Importance of Accurate Energy Data
Accurate energy data from noncovalent interactions are essential for constructing force fields for molecular dynamics simulations of bio-macromolecular systems. There are two important practical issues in the construction of a reliable force field. One is to determine a suitable quantum chemistry level of theory for calculating interaction energies. The other is to use a suitable continuous energy function to model the quantum chemical energy data.
Use of SAPT Level of Theory
The researchers have recently calculated the intermolecular interaction energies using the SAPT0 level of theory and have systematically organized these energies into the ab initio SOFG31 homodimer and SOFG31 heterodimer datasets. In this work, they recalculated these interaction energies by using the more advanced SAPT2 level of theory with a wider series of basis sets. The purpose was to determine the SAPT level of theory proper for interaction energies concerning the CCSD(T)/CBS benchmark chemical accuracy.
Application of Machine Learning Technique
To utilize these energy datasets, the researchers employed one of the well-developed machine learning techniques called the CLIFF scheme to construct a general-purpose force field for biomolecular dynamics simulations. They used the SOFG31 dataset and the SOFG31heterodimer dataset as the training and test sets respectively. The results demonstrated that using the CLIFF scheme can reproduce a diverse range of dimeric interaction energy patterns with only a small training set. The overall errors for each SAPT energy component as well as the SAPT total energy are all well below the desired chemical accuracy of 1 kcal/mol.
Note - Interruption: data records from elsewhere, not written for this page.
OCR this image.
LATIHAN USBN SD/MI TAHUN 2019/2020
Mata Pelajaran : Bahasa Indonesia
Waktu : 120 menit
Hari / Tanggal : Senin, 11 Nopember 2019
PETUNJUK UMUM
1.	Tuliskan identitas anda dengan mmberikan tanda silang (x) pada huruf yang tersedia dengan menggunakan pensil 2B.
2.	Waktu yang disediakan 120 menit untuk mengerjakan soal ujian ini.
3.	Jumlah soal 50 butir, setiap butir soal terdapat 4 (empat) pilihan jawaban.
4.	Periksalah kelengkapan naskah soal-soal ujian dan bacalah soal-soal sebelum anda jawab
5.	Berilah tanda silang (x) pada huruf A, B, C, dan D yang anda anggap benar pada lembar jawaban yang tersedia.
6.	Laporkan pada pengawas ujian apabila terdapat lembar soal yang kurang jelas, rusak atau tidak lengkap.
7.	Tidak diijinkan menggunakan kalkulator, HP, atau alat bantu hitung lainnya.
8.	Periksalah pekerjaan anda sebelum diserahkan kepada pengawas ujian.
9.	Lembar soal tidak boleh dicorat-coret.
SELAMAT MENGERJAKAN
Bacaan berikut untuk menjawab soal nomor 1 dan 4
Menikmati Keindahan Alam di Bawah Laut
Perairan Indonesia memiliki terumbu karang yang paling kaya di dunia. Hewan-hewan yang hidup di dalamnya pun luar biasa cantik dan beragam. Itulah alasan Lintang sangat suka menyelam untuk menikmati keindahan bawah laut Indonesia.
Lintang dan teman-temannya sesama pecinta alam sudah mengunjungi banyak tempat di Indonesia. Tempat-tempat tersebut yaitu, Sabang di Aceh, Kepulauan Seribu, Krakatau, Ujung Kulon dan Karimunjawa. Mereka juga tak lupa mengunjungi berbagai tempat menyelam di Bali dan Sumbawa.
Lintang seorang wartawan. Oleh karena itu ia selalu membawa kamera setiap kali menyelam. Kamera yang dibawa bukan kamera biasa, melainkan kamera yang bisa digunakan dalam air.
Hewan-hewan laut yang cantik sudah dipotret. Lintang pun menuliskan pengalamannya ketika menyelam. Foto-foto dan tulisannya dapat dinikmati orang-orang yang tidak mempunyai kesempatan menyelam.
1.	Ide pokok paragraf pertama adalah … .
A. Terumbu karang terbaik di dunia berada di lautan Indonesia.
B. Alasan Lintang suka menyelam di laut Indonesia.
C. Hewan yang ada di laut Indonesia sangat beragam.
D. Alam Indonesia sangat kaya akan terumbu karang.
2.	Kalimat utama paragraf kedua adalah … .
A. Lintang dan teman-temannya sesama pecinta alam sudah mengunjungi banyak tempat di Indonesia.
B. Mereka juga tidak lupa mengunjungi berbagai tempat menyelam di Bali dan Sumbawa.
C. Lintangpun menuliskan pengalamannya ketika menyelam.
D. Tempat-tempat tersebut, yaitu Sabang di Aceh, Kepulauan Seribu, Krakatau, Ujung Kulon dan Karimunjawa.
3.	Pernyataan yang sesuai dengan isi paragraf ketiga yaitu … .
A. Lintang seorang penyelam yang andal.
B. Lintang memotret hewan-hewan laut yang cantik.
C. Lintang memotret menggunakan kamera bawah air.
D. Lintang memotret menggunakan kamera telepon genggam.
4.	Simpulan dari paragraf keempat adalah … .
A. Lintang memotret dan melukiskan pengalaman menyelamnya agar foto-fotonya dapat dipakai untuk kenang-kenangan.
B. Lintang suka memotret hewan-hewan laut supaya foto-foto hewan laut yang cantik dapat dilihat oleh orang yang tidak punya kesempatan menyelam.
Quantum Chemistry-Calculated Energy Data
In the past decade, there has been an advancement in using quantum chemistry-calculated energy data to build potential energy surfaces (PESs) in the task of force field (FF) constructions. It is now a routine calculation task to employ highly correlated ab initio methods such as the second-order Møller-Plesset perturbation theory (MP2) to obtain accurate energy data for small molecular dimers with the number of atoms being less than about 50.
The SOFG31 Dataset
In their previous studies, the researchers calculated the bonding structures and interaction energies for 31 homodimers of small organic functional groups, dubbed the SOFG31 dataset, by using the MP2, CCSD(T), and the simplest SAPT0 level of theory. The SOFG31 dataset consists of 31 monomers across 8 common classes including 6 alkanes, 6 alkenes, 4 alkynes, 4 alcohols, 4 aldehydes, 3 ketones, 3 carboxylic acids, and 3 amides. Based on the SOFG31 dataset, they also performed a parallel series of calculations to obtain the bonding structures and interaction energies for heterodimers selected from the combinations of monomers in the SOFG31 dataset. This dataset is henceforth named the SOFG31heterodimer dataset.
The Role of Data Analysis Techniques in Force Field Modeling
The second problem in force field modeling is how to model the ab initio data using a proper force function. This is the point where data analysis techniques can be very useful in this specific field of molecular modeling. The task of force field modeling over wide and diverse potential energy data, including both covalent and noncovalent interaction energies, usually involves a very complicated procedure and uses the special techniques of mathematical nonlinear regression.
The article titled “A Machine Learning Force Field for Bio-Macromolecular Modeling Based on Quantum Chemistry-Calculated Interaction Energy Datasets” was published in the Bioengineering journal on January 3, 2024. The authors, Z. Fan and Sheng D. Chao discuss the development of a machine learning force field for bio-macromolecular modeling, which is based on datasets calculated through quantum chemistry.